Когда Курт ушел, Генрих снова улегся в кровать. Теперь он испытывает жгучий стыд. Так распустить нервы! А ведь железные нервы — это его главное оружие, можно сказать, единственное оружие! И это после всех обещаний, которые он давал себе в Париже… Ну, не думай ни о чем, засни, не упрекай себя! Вот так: спокойно, удобно вытянуться на кровати, теперь вздохнуть… выдохнуть… еще раз… еще… до тех пор, пока дыхание не станет совсем ровным… И считать, один, два, три, четыре…

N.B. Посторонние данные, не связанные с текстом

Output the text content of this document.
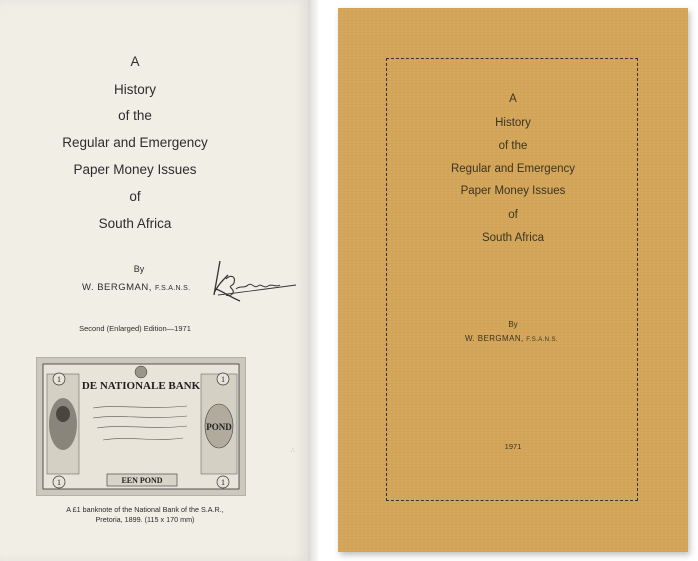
A
History
of the
Regular and Emergency
Paper Money Issues
of
South Africa
By
W. BERGMAN, F.S.A.N.S.
Second (Enlarged) Edition—1971
1	1
1	1
DE NATIONALE BANK
POND
EEN POND
A £1 banknote of the National Bank of the S.A.R.,
Pretoria, 1899. (115 x 170 mm)
A
History
of the
Regular and Emergency
Paper Money Issues
of
South Africa
By
W. BERGMAN, F.S.A.N.S.
1971
∴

Через полчаса Генрих заснул и проснулся лишь в десять утра.

— Курт, почему ты меня не разбудил? — набросился он на денщика.

— Вы так крепко спали, герр обер-лейтенант…

Генрих бросился к телефону

— «Жених»?… Я сегодня неважно себя чувствую и немного опоздаю. Если меня спросит «дядя», придумай что-нибудь. Прекрасно! Тогда я зайду по одному делу к «монаху», а оттуда прямо к тебе.